"Retrouver des couleurs" Yves Leclair, poète

RETROUVER DES COULEURS
La peinture d’Audrey Guichard n’appartient ni à la figuration de jadis ni à l’académisme conceptuel d’aujourd’hui. Au vrai, elle s’inspire de la grande tradition des peintres de la couleur, de l’impressionnisme des Nymphéas à l’expressionnisme abstrait américain d’un Sam Francis ou d’un Morris Louis dont elle prolonge et explore par des voies nouvelles, les champs colorés (le colorfield painting).
Chez elle, en effet, l’initiative est entièrement laissée à la couleur, à sa matière, à sa fluence, à son pigment. La couleur redevient autonome, s’affranchit presque de l’artiste qui a choisi de la verser, de la faire goutter, de l’étaler, de la laisser éclabousser, déferler, de glisser ou de rouler avec et en elle, toute entière abandonnée au plaisir de s’y noyer. Par exemple, dans les séries intitulées « Anamorphoses » ou « Les éclatantes », Audrey laisse tomber goutte à goutte son mélange de couleurs comme une pluie sur le tableau qu’elle a inondé, au préalable, de matière colorée ; la goutte fait une sorte de tache qui s’enfonce et crée, ainsi par secrète alchimie, ses propres formes en d’innombrables fleurs comme le liseron des champs. Hasards multiples du goutte-à-goutte, de sa chute, de ses improbables coulures et dilutions. En réalité, le hasard opère l’alchimie que favorise le geste délicat du peintre. La couleur éclôt, éclate, retrouve ainsi l’heureuse initiative en d’infinis lacis, traits ou corolles que la complicité du hasard et de la main ouvre, tire ou déboutonne.
La peinture d’Audrey Guichard ne cesse de s’émerveiller des couleurs et sait d’autant plus nous en étonner. Friande de leurs éclats, elle parvient à ravir l’œil le plus éteint, par la musique « féérique » des « flammes », des « rubans », des « confettis » que décline sa violente gamme de rose, vert, bleu, rouge, jaune, toutes couleurs acides, acidulées, ingénues, séductrices. Ses camaïeux d’inflorescences, ses « mélis-mélos » aussi bien que ses faisceaux bariolés éclatent aux yeux, comme si Audrey nous conviait à une fête, au cirque d’une enfance, entre le lait-fraise, les confettis, la barbe à papa, les bulles de chewing-gum rose, le rouge à lèvres pétant, le bleu océanique, le vert cru ou le jaune vif.
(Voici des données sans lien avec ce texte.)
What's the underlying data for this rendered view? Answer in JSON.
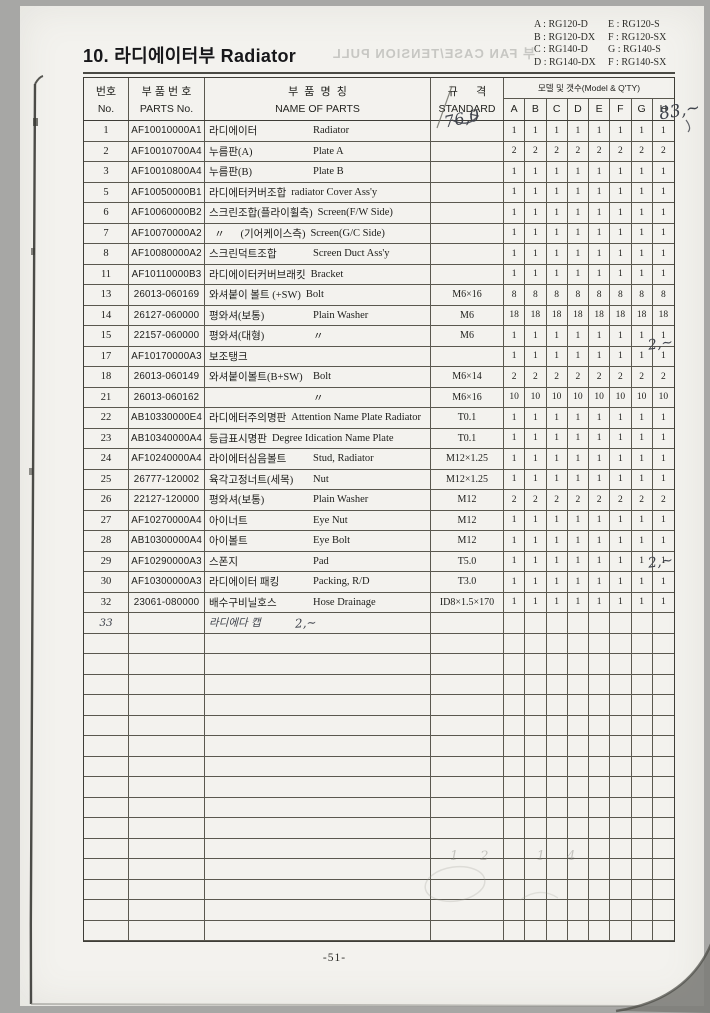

Dans ce chant du monde des couleurs et l’heureux vide qu’il ouvre, son geste ardent et impromptu sait réveiller l’agressivité naturelle, la sensualité viscérale, la fraîcheur première, la lumière éclatante. Au cœur de ses « batailles » hautes en couleurs qu’elle s’amuse à perdre, Audrey, gourmande, dégoulinante, explosive, ne se veut que le donneur de ce sang, universel, dont elle perfuse nos regards ternes qui, ainsi, retrouvent des couleurs.
Yves Leclair – octobre 2010

Yves Leclair est un écrivain, essayiste et poète, né en 1954 dans le Maine-et-Loire. Il a notamment publié des journaux poétiques : L’or du commun (1993), Bouts du monde (1997), Prendre l’air (2001) aux éditions du Mercure de France ainsi que des essais et récits : Manuel de contemplation en montagne (2005) et Bâtons de randonnées (2007)) aux éditions de la Table Ronde.  Il a reçu le prix 2009 de poésie de l'Académie littéraire de Bretagne et des Pays de la Loire, pour l'ensemble de son œuvre. Son dernier ouvrage Orient intime vient de paraître aux éditions Gallimard (collection L’Arpenteur, 2010).